The Army claimed on Monday to have taken control of the main television building in Omdurman, repelling an attempt by the FAR to seize it.

LSudan’s state television resumed its broadcasts on Monday.

The Army scored a major achievement last Sunday when the RSF said it had abandoned its main headquarters and base, in Omdurman, after it was bombarded from the air by the Army.

The last Sunday, The UN World Food Program (WFP) suspended its operations in Sudan after three of its employees were killed in fighting in Darfur. On Monday, the International Rescue Committee said it would halt its work as well, with the exception of a refugee camp in south-eastern Sudan.

Diplomats from around the world urged the parties to stop fighting, including US Secretary of State Antony Blinken and UN Secretary General António Guterres.

AFP's photo
Photo: AFP

The Arab League, the African Union (AU), the United Kingdom demanded an “immediate cessation” of the violence.

“The people in Sudan want the military to go back to the barracks,” Blinken said Monday. at a G7 meeting in Japan.

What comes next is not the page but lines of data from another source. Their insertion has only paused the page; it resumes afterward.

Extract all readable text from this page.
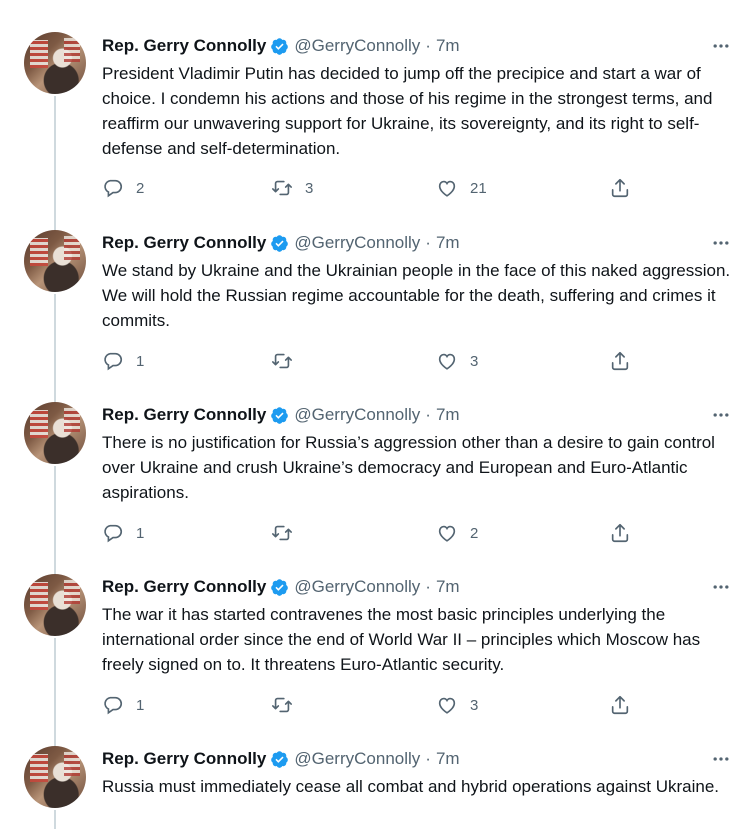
Rep. Gerry Connolly @GerryConnolly · 7m

President Vladimir Putin has decided to jump off the precipice and start a war of choice. I condemn his actions and those of his regime in the strongest terms, and reaffirm our unwavering support for Ukraine, its sovereignty, and its right to self-defense and self-determination.

2	3	21
Rep. Gerry Connolly @GerryConnolly · 7m

We stand by Ukraine and the Ukrainian people in the face of this naked aggression. We will hold the Russian regime accountable for the death, suffering and crimes it commits.

1	3
Rep. Gerry Connolly @GerryConnolly · 7m

There is no justification for Russia’s aggression other than a desire to gain control over Ukraine and crush Ukraine’s democracy and European and Euro-Atlantic aspirations.

1	2
Rep. Gerry Connolly @GerryConnolly · 7m

The war it has started contravenes the most basic principles underlying the international order since the end of World War II – principles which Moscow has freely signed on to. It threatens Euro-Atlantic security.

1	3
Rep. Gerry Connolly @GerryConnolly · 7m

Russia must immediately cease all combat and hybrid operations against Ukraine.
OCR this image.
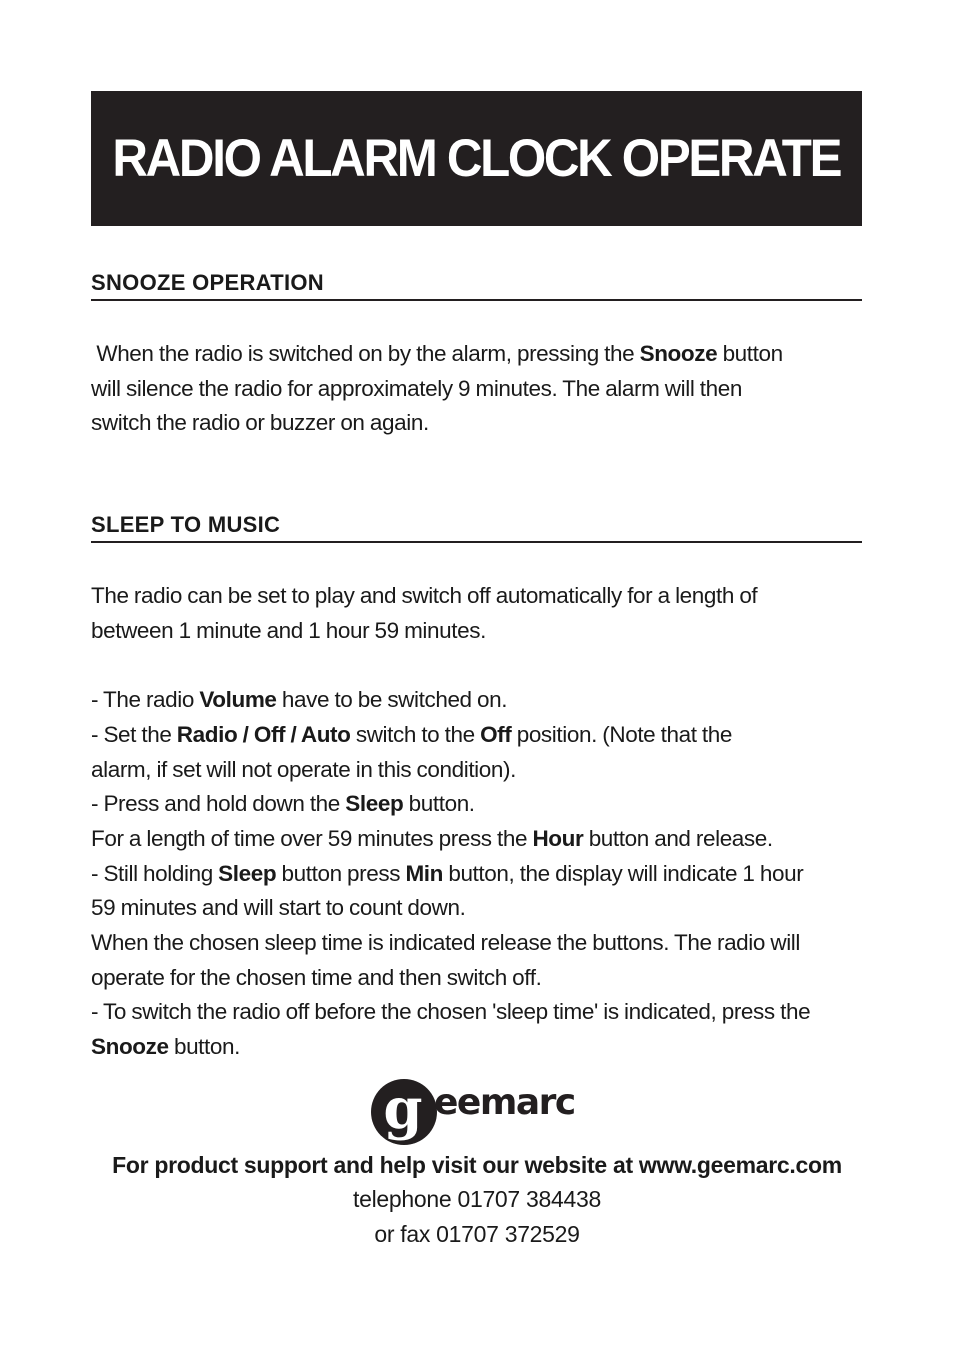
RADIO ALARM CLOCK OPERATE
SNOOZE OPERATION

When the radio is switched on by the alarm, pressing the Snooze button

will silence the radio for approximately 9 minutes. The alarm will then

switch the radio or buzzer on again.

SLEEP TO MUSIC

The radio can be set to play and switch off automatically for a length of

between 1 minute and 1 hour 59 minutes.

- The radio Volume have to be switched on.

- Set the Radio / Off / Auto switch to the Off position. (Note that the

alarm, if set will not operate in this condition).

- Press and hold down the Sleep button.

For a length of time over 59 minutes press the Hour button and release.

- Still holding Sleep button press Min button, the display will indicate 1 hour

59 minutes and will start to count down.

When the chosen sleep time is indicated release the buttons. The radio will

operate for the chosen time and then switch off.

- To switch the radio off before the chosen 'sleep time' is indicated, press the

Snooze button.

g eemarc
For product support and help visit our website at www.geemarc.com
telephone 01707 384438
or fax 01707 372529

“They want democracy. They want a civilian-run government, Sudan needs to get back on that path,” he added.

Guterres said Monday that a further escalation could be “devastating for the country and the region.”

what do the doctors say

Doctors and humanitarian organizations said some neighborhoods in Khartoum have been without water or electricity since Saturday.

Doctors reported power outages in operating rooms and, according to the World Health Organization (WHO)“several of Khartoum’s nine hospitals that receive wounded civilians no longer have supplies of blood, transfusion sets and other vital materials.”

The patients, some of them children, and their relatives “have no food or water”said a network of doctors.

The Army and the FAR were also fighting this Monday in most of the main urban centers of the country, including in Darfur and parts of the north and east, along the borders with Egypt and Ethiopia.

Battles broke out around a strategic airbase in Merowe, some 350 kilometers northwest of the capital, on Monday, with both sides claiming control of the facility.